Читаем В наших переулках полностью

Ну а Тамара? Она-то, кажется, не могла так просто от нас отвернуться? Она и не ушла от нас сразу. Поступив в сорок первом году добровольно в армию, Тамара благополучно служила под Москвой в войсках ПВО. Там быстро обнаружили ее артистические способности и скоро взяли в какой-то ансамбль песни и пляски. Она иногда являлась в Каковинский из своей части в платье защитного цвета, военного покроя, но прекрасного английского сукна. Демобилизовавшись, Тамара подарила это платье мне: «Надоело ходить в военном!» У меня выбора не было. И на четвертом и пятом курсах университета я щеголяла в Тамарином платье, невольно из-за своей нищеты снискивая себе у посторонних незаслуженную воинскую славу. Но платье мне шло. Тамара же тем временем уже училась в Театральном училище. Чтобы поступить туда, нужен был аттестат зрелости. У Тамары его не было, но все мы к этому времени уже не были обременены излишней щепетильностью, зато обрели необходимую для выживания и выращенную войной дерзость.

Наш брат Алеша, вырвавшись с завода ЗИС, где он с сорок второго года, то есть с пятнадцати лет проработал сначала слесарем, а затем контролером ОТК, поступил на подготовительные курсы Горного института, достав каким-то образом справку об окончании восьмого класса, хотя успел до войны кончить только семь. Лиля Брянская, Алеша Стеклов и Дима Редичкин, пройдя тоже через краткосрочные подготовительные курсы, учились в Торфяном институте: поступали туда, куда сумели, а вернее, где были эти самые спасительные курсы для тех, кто до войны не успел кончить школу. Мы с Андреем ухитрились кончить ее в сорок втором году ускоренным способом, придуманным специально для уходивших на фронт школьников. Но только у одного Андрея в сорок пятом оказался на руках не нужный ему уже аттестат. Успев перед самой мобилизацией поступить в Литературный институт, Андрей вернулся туда с искалеченной на всю жизнь ногой, но законным студентом. Вот его-то «лишний» аттестат Алеша Стеклов и Дима Редичкин при помощи институтских реактивов и отличной каллиграфии и превратили в аттестат Тамары Сучковой, открыв ей путь на сцену. В 50-х годах, окончив училище, Тамара уехала в Магадан за «длинным» северным рублем и стала примадонной тамошнего театра. Подробности ее магаданской судьбы остались нам почти неизвестны. Кажется, она там вышла замуж за ссыльного музыканта-эстонца, кажется, он рано умер. Кажется, она вышла еще раз замуж за начальника золотых приисков. Наезжая в Москву, она все реже и реже навещала Каковинский, где меня уже не было, а потом и совсем исчезла с нашего горизонта.

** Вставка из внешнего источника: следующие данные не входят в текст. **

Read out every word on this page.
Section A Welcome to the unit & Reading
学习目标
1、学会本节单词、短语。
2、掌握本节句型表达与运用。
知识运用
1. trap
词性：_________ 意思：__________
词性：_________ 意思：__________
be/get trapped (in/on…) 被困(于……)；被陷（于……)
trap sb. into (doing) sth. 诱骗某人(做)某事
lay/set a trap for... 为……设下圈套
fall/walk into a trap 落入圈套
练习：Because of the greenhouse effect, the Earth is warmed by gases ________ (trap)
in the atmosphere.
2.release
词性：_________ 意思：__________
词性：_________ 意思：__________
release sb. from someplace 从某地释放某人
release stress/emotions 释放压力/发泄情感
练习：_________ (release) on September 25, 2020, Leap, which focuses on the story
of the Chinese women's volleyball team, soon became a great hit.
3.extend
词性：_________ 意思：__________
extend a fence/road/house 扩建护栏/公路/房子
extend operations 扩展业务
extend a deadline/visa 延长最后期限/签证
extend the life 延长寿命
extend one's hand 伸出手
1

Почему? Были ли тому определенные причины? Не знаю. Но ей явно хотелось порвать с прошлым. Может быть, мы больше знали о нем, чем ей самой хотелось сохранить в своей памяти? Может быть, мы были в чем-то перед ней виноваты? Но у каждого из нас шла уже своя отдельная жизнь, и только наша мама была оскорблена таким непонятным забвением.

Однажды в 60-е годы я встретила Тамару между Ленинградским рынком и только что построенной возле него жилой «башней». Оказалось, что в ней поселилась Тамарина старшая сестра. Мы с Тамарой узнали друг друга. Но радости она не выразила. Проводив меня до дома, она отказалась зайти. Она объяснила отказ тем, что одета не так, как ей хотелось бы и как она может быть одетой. Казалось бы, не все ли равно, как она, как мы обе одеты? После стольких лет общей жизни! Но пообещав зайти в другой раз в более подобающем виде, она так и не появилась у нас и никогда больше не дала о себе знать.

Такова внешняя сторона наших послевоенных разрывов. Внутренние причины их я, пожалуй, не смогу объяснить. Но кое-что видится из дали истекшего времени.

И в периоды, казалось бы, самой крепкой дружбы все-таки настоящей духовной близости у нас не было. Я «дружила» с теми, кого прибивало ко мне случаем, судьбой, выбирала не я. Чтение, дневник, семейная драма, мое расхождение с общепризнанными взглядами и вкусами — всего этого ни с кем из постоянных посетителей нашего дома я не делила и не обсуждала. Как, впрочем, ни с братом, ни с сестрой. Все это было внутри за семью печатями. Хоть и по-разному, но все были детьми своего времени и о главном и сокровенном молчали.

Перейти на страницу:

Похожие книги

Адмирал Советского Союза
Адмирал Советского Союза

Николай Герасимович Кузнецов – адмирал Флота Советского Союза, один из тех, кому мы обязаны победой в Великой Отечественной войне. В 1939 г., по личному указанию Сталина, 34-летний Кузнецов был назначен народным комиссаром ВМФ СССР. Во время войны он входил в Ставку Верховного Главнокомандования, оперативно и энергично руководил флотом. За свои выдающиеся заслуги Н.Г. Кузнецов получил высшее воинское звание на флоте и стал Героем Советского Союза.В своей книге Н.Г. Кузнецов рассказывает о своем боевом пути начиная от Гражданской войны в Испании до окончательного разгрома гитлеровской Германии и поражения милитаристской Японии. Оборона Ханко, Либавы, Таллина, Одессы, Севастополя, Москвы, Ленинграда, Сталинграда, крупнейшие операции флотов на Севере, Балтике и Черном море – все это есть в книге легендарного советского адмирала. Кроме того, он вспоминает о своих встречах с высшими государственными, партийными и военными руководителями СССР, рассказывает о методах и стиле работы И.В. Сталина, Г.К. Жукова и многих других известных деятелей своего времени.Воспоминания впервые выходят в полном виде, ранее они никогда не издавались под одной обложкой.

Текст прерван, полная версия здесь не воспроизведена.